(Adapted from material presented by Dr. Alan Wolfelt, Founder and Director of the Center for Loss and Life Transition in Fort Collins, Colorado. He is a respected grief counselor and author, known throughout the world for his compassionate messages of hope and healing in grief. Visit his website at: http://www.centerforloss.com).
How adults respond when a loved one dies has a major effect on the way children react to death. Sometimes parents don’t want to talk about death and assume this will spare children some of the pain and sadness. The reality is that children will grieve anyway. To help them through grief, parents or other adult caregivers need to establish a relationship in which the death may be talked about openly. Children need to understand that grief is a natural feeling when someone they love has died.
Children also need confirmation from adults that it is all right to be sad and to cry, and that the hurt they feel won’t last forever. When ignored, children may suffer more from feeling isolated than from the death itself.
The first step in establishing a help-healing relationship is to listen carefully to what children are saying. Allow them to do the teaching; you provide the support, love, and understanding they need. As children express their feelings, adults need to respond with warmth and sensitivity.
- Be aware of tone of voice and body language
- Maintain eye contact
- Assure them their feelings will be accepted
- Listen without judging or criticizing
The Importance of Empathy
Empathy means being able to recognized a child’s inner feelings from the child’s point of view. Adults communicate empathy when grieving children feel understood and supported. To let children know their feelings are understood helps them feel secure, trusted, and affirmed. Empathy is the essence of a helping-healing relationship, providing a number of positive benefits:
Children are more likely to share deep, personal feelings.
Children feel more secure in a trusting environment.
Children are able to explore puzzling feelings and grow towards understanding and reconciliation.
Guidelines for Involving Children in the Funeral
Although children may not completely understand the funeral ceremony, adults should help them be part of this experience. It helps establish a sense of comfort and understanding that life goes on even though someone has died. It also helps to establish empathy and demonstrates that adults understand and respect the emotional needs of grieving children. Further, it gives children the needed opportunity to mourn their loss.
They should be allowed to attend but never forced.
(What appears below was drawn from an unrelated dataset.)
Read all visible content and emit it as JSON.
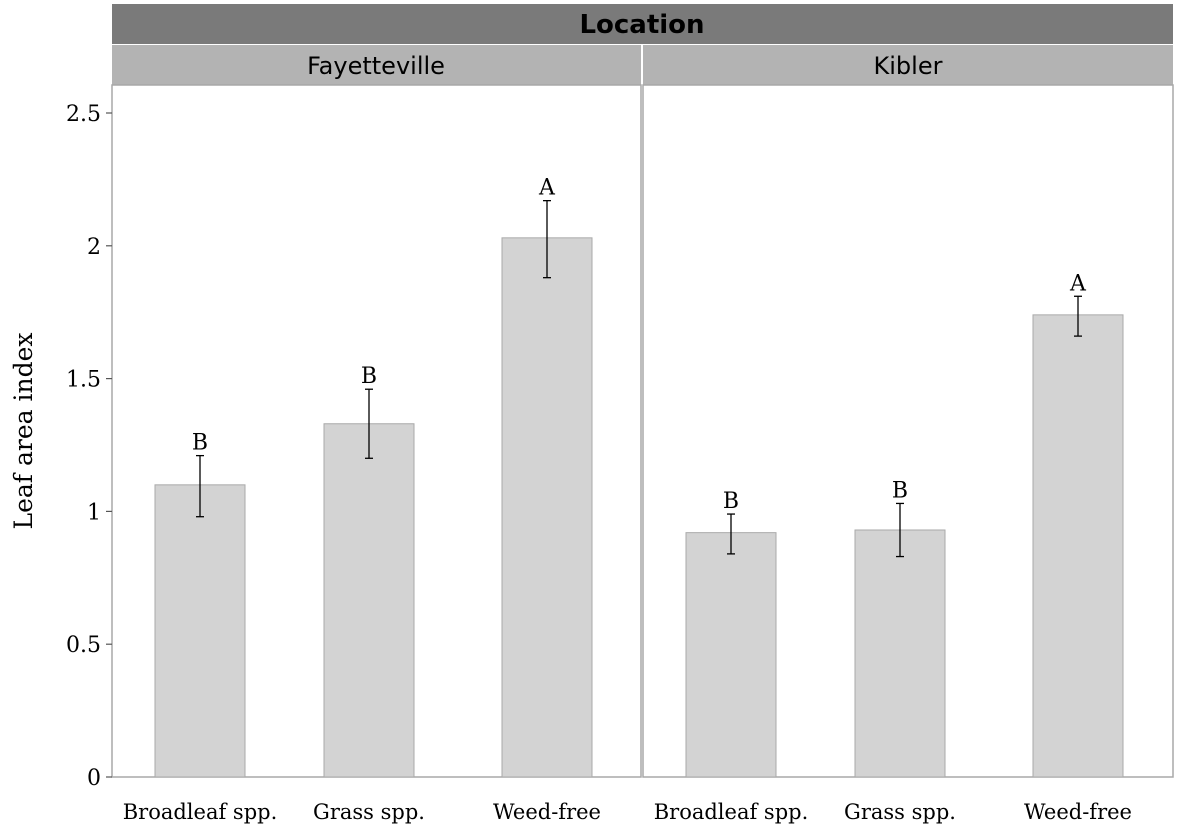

Parents should explain the purpose of the funeral – it is a time to support and comfort each other, as well as a time to honor the life and cherish the memories of the person who died. Funerals provide a unique opportunity for the natural expression of grief and allow those who attend to say “thank you” for the privilege of knowing and caring for the person died.
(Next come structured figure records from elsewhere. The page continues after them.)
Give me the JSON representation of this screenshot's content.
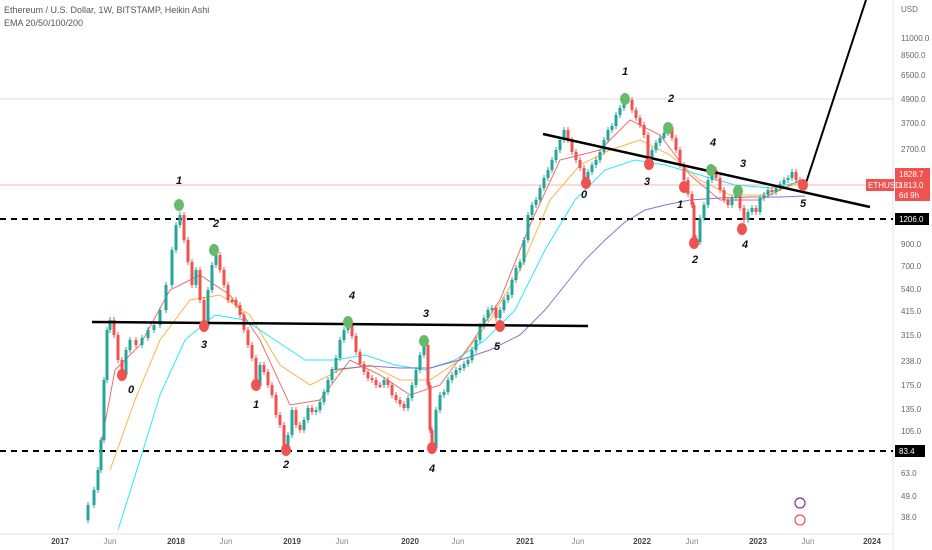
{
  "header": {
    "title": "Ethereum / U.S. Dollar, 1W, BITSTAMP, Heikin Ashi",
    "indicator": "EMA 20/50/100/200"
  },
  "chart_data": {
    "type": "candlestick",
    "currency": "USD",
    "scale": "log",
    "y_ticks": [
      "11000.0",
      "8500.0",
      "6500.0",
      "4900.0",
      "3700.0",
      "2700.0",
      "1206.0",
      "900.0",
      "700.0",
      "540.0",
      "415.0",
      "315.0",
      "238.0",
      "175.0",
      "135.0",
      "105.0",
      "83.4",
      "63.0",
      "49.0",
      "38.0"
    ],
    "x_ticks": [
      "2017",
      "Jun",
      "2018",
      "Jun",
      "2019",
      "Jun",
      "2020",
      "Jun",
      "2021",
      "Jun",
      "2022",
      "Jun",
      "2023",
      "Jun",
      "2024"
    ],
    "price_labels": {
      "high": "1828.7",
      "current": "1813.0",
      "countdown": "6d 9h",
      "symbol": "ETHUSD",
      "support": "1206.0",
      "low": "83.4"
    },
    "colors": {
      "up": "#26a69a",
      "down": "#ef5350",
      "ema20": "#ef5350",
      "ema50": "#ffa726",
      "ema100": "#00e5ff",
      "ema200": "#7e57c2",
      "pivot_high": "#66bb6a",
      "pivot_low": "#ef5350"
    },
    "wave_labels_cycle1": [
      "0",
      "1",
      "2",
      "3",
      "4",
      "1",
      "2",
      "3",
      "4",
      "5"
    ],
    "wave_labels_cycle2": [
      "0",
      "1",
      "2",
      "3",
      "4",
      "1",
      "2",
      "3",
      "4",
      "5"
    ]
  }
}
Parents should keep the following in mind:
While children should be encouraged to attend, they must feel that have been given a genuine choice.
Children need to know ahead of time what they will see and experience at the funeral (flowers, who will be coming, how long the service is likely to last, etc.)
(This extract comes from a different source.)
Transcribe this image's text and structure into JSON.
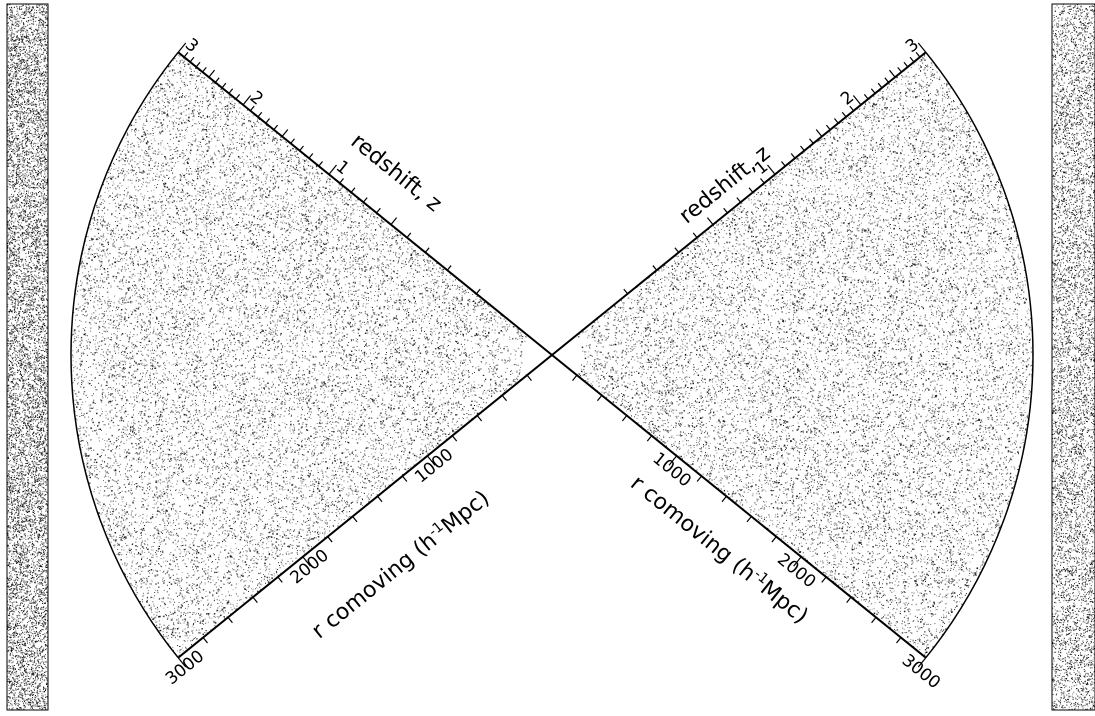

Children need to be prepared for the emotions that will be expressed during the funeral. Let them know that it is okay that people will be crying.
A child’s first visit to the funeral home should be before the service, if possible, with only a few people (family or close friends). This allows them more freedom to react and talk openly about feelings and concerns.
Before, during, and after the service, children need the physical closeness and comfort of parents and other caring adults. Words are not as important as hugs.
Adults should anticipate that children may show little, if any, outward sign of grief during the funeral. This apparent lack of externalized emotion does not mean they are unaffected by the death.
Adults need to be good observers of children’s behavior during the funeral and realize the importance of patience and empathy.
In a quiet time after the funeral, encourage children to talk about the experience, allowing them to express themselves and ask questions.
Additional Guidelines for Caring Adults
Be good observers. Listen more than you speak. It is often more helpful to ask exploring questions than to give quick answers.
When describing the death of a loved one, use simple direct language.
Be honest. Express personal feelings about the death. By doing so, children have a model for expressing their own feelings.
Allow children to express a full range of feelings. Anger, guilt, despair, and protest are natural reactions during grief.
Don’t expect children’s reactions to be obvious and immediate at the time of death. Be patient and available.
Recognize that no one procedure or formula will fit all children. Be patient, flexible, and adjust to individual needs.
Adults must explore their own personal feelings about death. Until they consciously examine their own concerns, doubts, feats, and sadness about death it will be difficult to support children when someone loved has died.
For children, the journey through grief is complex, and each child’s journey is unique. Caring adults need to communicate to children that these feeling are not something to be ashamed of or to hide. Instead, grief is a natural expression of love for the person who has died. As Zig Ziglar said, “Grief is the price we pay for having loved someone.”
The challenge for caring adults is clear. Children do not choose between grieving and not grieving. But adults do have a choice – to help or not help children cope with grief. With education, love, and understanding, help-healing adults can guide children through this vulnerable time and make it a valuable part of a child’s personal growth and development.